In last night’s leaders’ debate, the audience laughed when Jeremy Corbyn said that productivity gains could pay for a four-day week. This is an example of what I said recently – that we cannot have nice things because voters have resigned themselves to the inadequacy of British capitalism.
And inadequate it is. The ONS estimates that UK productivity is one-fifth lower than that of the US, Germany or France and one-tenth lower than Italy’s. Closing some of this gap would allow for a cut in the working week with no loss of pay.
In this context, Labour’s plans (pdf) to reform corporate governance, including putting workers on boards, are crucial. John McDonnell is bang right to say that giving workers a stake in companies raises productivity: there is a ton (pdf) of evidence for this. (Which of course is wholly consistent with the likelihood that there are many other possible ways in which a government might increase productivity.)
But how can this be? One answer lies in a classic article written 30 years ago by Michael Jensen. Stock market-listed firms, he said, contain “widespread waste and inefficiency” because an of “absence of effective monitoring” of bosses by shareholders. Giving workers greater say can reduce this agency failure. This is partly because workers know the ground truth of how the company is performing better than do external shareholders. But it’s also because many workers have more skin in the game than do fund managers; whereas workers lose their jobs if the firm does badly, fund managers face less severe penalties.
At this stage, righties like to claim that the market can solve this problem.
There’s a grain of truth in this: since Jensen’s classic article, the number of stock market-quoted firms has fallen and private ownership has risen.
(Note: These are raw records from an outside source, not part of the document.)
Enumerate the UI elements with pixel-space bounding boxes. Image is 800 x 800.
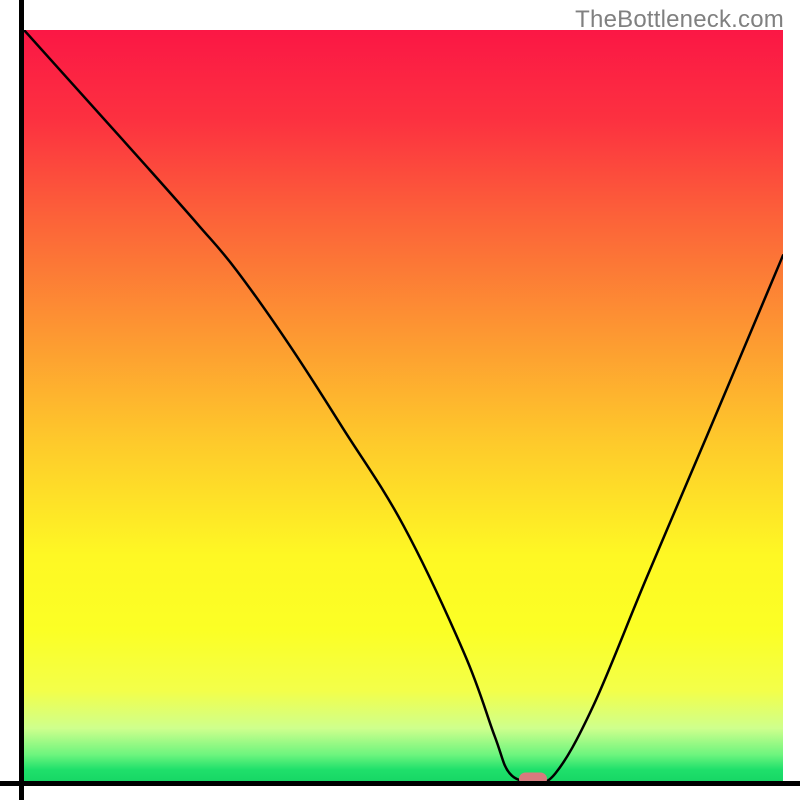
x-axis-line bbox=[0, 781, 800, 786]
y-axis-line bbox=[19, 0, 24, 800]
watermark-text: TheBottleneck.com bbox=[575, 6, 784, 34]
gradient-background bbox=[24, 30, 783, 781]
plot-area bbox=[24, 30, 783, 781]
chart-container: TheBottleneck.com bbox=[0, 0, 800, 800]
The market cannot, however, so easily transfer companies into worker ownership in part because workers are credit-constrained.
What’s more, we know for sure that product market competition does not eliminate the inefficiencies caused by agency failures. Nick Bloom and John Van Reenen show (pdf) that there is “a long tail of extremely badly managed firms.” And Andy Haldane has said (pdf) that “there is a striking and widening divergence” between the most productive firms and the rest. This would not be the case if market forces quickly drove inefficient firms out of the market.
As for what explains such differences, Haldane echoes Jensen:
(A lack of) management quality is a plausible candidate explanation for the UK’s long tail of companies…It is possible that current UK corporate governance practices may act as a brake on innovative companies.
Fans of David Graeber’s book Bullshit Jobs (of whom I am one) know one way in which bad management manifests itself. “Managerial feudalism” means that intermediate bosses prefer to create hierarchies of flunkeys rather than maximize profits. And inadequate oversight and imperfect competition allow them to get away with this. Graeber’s is a colourful way of expressing what economists and equity investors have known for a long time – that companies often grow at the expense of profits.
Now, in saying all this I’m not entirely endorsing Labour’s position. My point is that companies have not been effectively pursuing shareholder value, perhaps because, as John Kay has said, such value can only be achieved obliquely. (I’m also unsure whether short-termism is a problem.)
What I am saying, though, is that the notion that changing ownership might increase productivity is far from risible. There’s tons of evidence that it can do so, and mainstream economists agree that there are failures of management and ownership: Jensen, Haldane and Bloom are not Marxists.
The fact that an audience can laugh at Corbyn’s claim to raise productivity, therefore, tells us nothing about Labour policy. But it speaks volumes – and damning volumes at that – about a political discourse that has become so debased as to put discussions about productivity outside of mainstream politics.